Drew blinks, and a single tear runs down his face. This can’t be real. I can’t be watching Drew Lyle cry. By now, it’s like we’re in a little bubble. I no longer see the kids hurrying past us or spinning their locker combinations and reaching in to yank out their books. I only have eyes for Drew, his long nose that bends to the right at the tip, his teeth that press into his lower lip, and his silver eyes welling up with tears.
“The police don’t think so. The phone number the guy called from, it turned out, was really a pay phone miles from where he said he wanted the pizzas delivered.” Drew makes a sound like a laugh. “He must have found the last pay phone in Portland. And the address he gave me — there’s a real street called that, but the houses are like a mile apart, and none of them have that number.” He takes a deep, shuddering breath. “The police think Kayla might have been kidnapped. Or worse.”
Does he mean, like, dead? I try to picture it, but something inside me just says no way. Kayla’s always goofing around, laughing, dancing, bumping hips with whoever’s working next to her, taking up more space in the kitchen area than I ever will. Her last name’s Cutler, but she looks like it should be O’Shaugnnessy — black hair, huge blue eyes, skin as pale as milk. She’s pretty, so pretty she could be a model. Everybody always says so.

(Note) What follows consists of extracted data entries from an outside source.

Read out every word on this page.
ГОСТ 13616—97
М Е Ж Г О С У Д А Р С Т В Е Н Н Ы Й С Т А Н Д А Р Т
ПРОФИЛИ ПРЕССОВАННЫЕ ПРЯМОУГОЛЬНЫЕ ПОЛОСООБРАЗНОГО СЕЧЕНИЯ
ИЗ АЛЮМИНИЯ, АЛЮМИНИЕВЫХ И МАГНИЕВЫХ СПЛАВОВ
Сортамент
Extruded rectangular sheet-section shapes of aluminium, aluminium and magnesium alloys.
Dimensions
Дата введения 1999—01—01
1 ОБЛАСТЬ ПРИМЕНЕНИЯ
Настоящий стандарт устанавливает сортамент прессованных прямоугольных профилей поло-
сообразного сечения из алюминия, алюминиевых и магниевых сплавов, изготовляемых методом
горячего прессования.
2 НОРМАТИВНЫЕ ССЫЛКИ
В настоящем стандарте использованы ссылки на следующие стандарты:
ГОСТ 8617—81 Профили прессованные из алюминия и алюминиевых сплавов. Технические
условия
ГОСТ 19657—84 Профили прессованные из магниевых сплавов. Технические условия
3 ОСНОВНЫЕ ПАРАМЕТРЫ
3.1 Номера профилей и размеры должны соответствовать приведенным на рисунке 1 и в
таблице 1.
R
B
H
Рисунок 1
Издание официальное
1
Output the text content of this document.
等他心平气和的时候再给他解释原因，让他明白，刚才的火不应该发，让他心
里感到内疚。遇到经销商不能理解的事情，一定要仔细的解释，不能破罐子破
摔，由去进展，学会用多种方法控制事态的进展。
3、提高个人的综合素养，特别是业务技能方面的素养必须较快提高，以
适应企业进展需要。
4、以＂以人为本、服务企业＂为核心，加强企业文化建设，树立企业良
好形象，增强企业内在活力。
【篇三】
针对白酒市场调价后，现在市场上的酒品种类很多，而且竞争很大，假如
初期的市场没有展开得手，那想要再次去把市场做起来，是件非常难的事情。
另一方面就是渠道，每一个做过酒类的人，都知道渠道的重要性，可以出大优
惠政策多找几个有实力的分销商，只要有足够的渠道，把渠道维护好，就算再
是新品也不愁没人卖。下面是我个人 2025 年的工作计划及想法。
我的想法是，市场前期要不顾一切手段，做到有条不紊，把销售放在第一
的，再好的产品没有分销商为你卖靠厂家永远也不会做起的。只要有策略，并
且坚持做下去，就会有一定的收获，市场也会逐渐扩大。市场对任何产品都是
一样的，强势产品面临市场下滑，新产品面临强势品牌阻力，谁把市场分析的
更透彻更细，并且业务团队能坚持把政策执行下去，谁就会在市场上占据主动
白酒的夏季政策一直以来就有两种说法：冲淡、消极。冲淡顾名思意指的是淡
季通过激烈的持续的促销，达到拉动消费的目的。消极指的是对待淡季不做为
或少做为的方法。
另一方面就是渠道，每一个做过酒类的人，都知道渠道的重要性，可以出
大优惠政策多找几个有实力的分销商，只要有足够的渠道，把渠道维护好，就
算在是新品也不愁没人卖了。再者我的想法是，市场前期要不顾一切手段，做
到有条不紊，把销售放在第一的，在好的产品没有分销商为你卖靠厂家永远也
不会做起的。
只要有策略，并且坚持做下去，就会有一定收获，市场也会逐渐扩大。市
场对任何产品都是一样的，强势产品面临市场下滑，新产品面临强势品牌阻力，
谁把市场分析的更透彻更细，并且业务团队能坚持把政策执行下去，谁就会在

Maybe that’s why they took her. I’m suddenly glad for my dirty blond hair and my face that still breaks out even though I’m seventeen.
“So have they asked for a ransom?” I ask.
Drew shakes his head again. “No. Pete stayed there all night in case they called. But nobody did. And the kidnapper hasn’t contacted her parents either.” While I’m still taking all this in, he touches my shoulder. “There’s something else I wanted to talk to you about before the police did.”
“What?” I wonder if he wants me to lie for him. Not tell about him and Kayla smoking weed in the cooler that one time.
“They asked for you first,” Drew says, interrupting my thoughts. “The guy who called asked if the girl in the Mini Cooper was delivering.”